Must-hit talking points

  • Mention 'Log-Loss' as the optimization objective to show mathematical grounding.
  • Discuss 'L1 (Lasso) vs L2 (Ridge) Regularization' and how L1 can be used for feature selection.
  • Explain 'Calibration'—why a predicted 0.7 should actually mean a 70% chance in the real world.
  • Highlight 'Feature Engineering' (binning, crossing, hashing) as the primary way to improve LR performance.

Anticipate follow-ups

  • Q:How do you handle imbalanced classes? (Downsampling, class weights, or adjusting the threshold).
  • Q:How do you scale LR to billions of examples? (Distributed SGD or Parameter Servers).
  • Q:What happens if two features are perfectly correlated? (Weights become unstable/non-unique).

Red Flags

Failing to normalize/scale features when using regularization.

Why it fails: Regularization penalizes the magnitude of weights; if features are on different scales, the penalty is applied unfairly, leading to biased coefficients.

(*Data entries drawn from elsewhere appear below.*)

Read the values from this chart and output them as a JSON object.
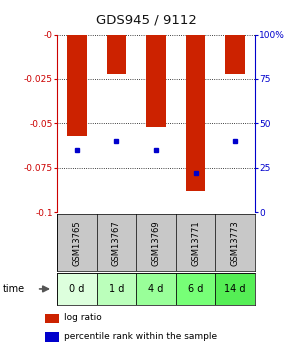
{
  "title": "GDS945 / 9112",
  "samples": [
    "GSM13765",
    "GSM13767",
    "GSM13769",
    "GSM13771",
    "GSM13773"
  ],
  "timepoints": [
    "0 d",
    "1 d",
    "4 d",
    "6 d",
    "14 d"
  ],
  "log_ratios": [
    -0.057,
    -0.022,
    -0.052,
    -0.088,
    -0.022
  ],
  "percentile_ranks": [
    0.35,
    0.4,
    0.35,
    0.22,
    0.4
  ],
  "ylim_left": [
    -0.1,
    0.0
  ],
  "ylim_right": [
    0.0,
    1.0
  ],
  "yticks_left": [
    -0.1,
    -0.075,
    -0.05,
    -0.025,
    0.0
  ],
  "ytick_labels_left": [
    "-0.1",
    "-0.075",
    "-0.05",
    "-0.025",
    "-0"
  ],
  "yticks_right": [
    0.0,
    0.25,
    0.5,
    0.75,
    1.0
  ],
  "ytick_labels_right": [
    "0",
    "25",
    "50",
    "75",
    "100%"
  ],
  "bar_color": "#cc2200",
  "percentile_color": "#0000cc",
  "bar_width": 0.5,
  "grid_color": "#888888",
  "bg_plot": "#ffffff",
  "bg_gsm": "#c8c8c8",
  "time_colors": [
    "#ddffdd",
    "#bbffbb",
    "#99ff99",
    "#77ff77",
    "#55ee55"
  ],
  "legend_log_ratio": "log ratio",
  "legend_percentile": "percentile rank within the sample",
  "title_color": "#111111",
  "left_axis_color": "#cc0000",
  "right_axis_color": "#0000cc"
}
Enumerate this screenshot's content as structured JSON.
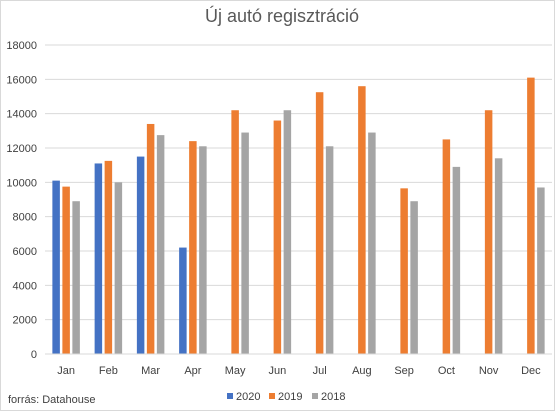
{
  "chart_data": {
    "type": "bar",
    "title": "Új autó regisztráció",
    "xlabel": "",
    "ylabel": "",
    "ylim": [
      0,
      18000
    ],
    "yticks": [
      0,
      2000,
      4000,
      6000,
      8000,
      10000,
      12000,
      14000,
      16000,
      18000
    ],
    "categories": [
      "Jan",
      "Feb",
      "Mar",
      "Apr",
      "May",
      "Jun",
      "Jul",
      "Aug",
      "Sep",
      "Oct",
      "Nov",
      "Dec"
    ],
    "series": [
      {
        "name": "2020",
        "color": "#4472c4",
        "values": [
          10100,
          11100,
          11500,
          6200,
          null,
          null,
          null,
          null,
          null,
          null,
          null,
          null
        ]
      },
      {
        "name": "2019",
        "color": "#ed7d31",
        "values": [
          9750,
          11250,
          13400,
          12400,
          14200,
          13600,
          15250,
          15600,
          9650,
          12500,
          14200,
          16100
        ]
      },
      {
        "name": "2018",
        "color": "#a5a5a5",
        "values": [
          8900,
          10000,
          12750,
          12100,
          12900,
          14200,
          12100,
          12900,
          8900,
          10900,
          11400,
          9700
        ]
      }
    ],
    "grid": true,
    "gridline_color": "#d9d9d9",
    "legend_position": "bottom"
  },
  "footer": {
    "source": "forrás: Datahouse"
  }
}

Assuming Logistic Regression handles outliers well.

Why it fails: The sigmoid function can still be heavily influenced by extreme values in the linear combination, pulling the decision boundary away from the optimal position.

Using it for multi-class problems without specifying the strategy.

Why it fails: Standard LR is binary; you must choose between One-vs-Rest (OvR) or Multinomial (Softmax) approaches, which have different computational and theoretical implications.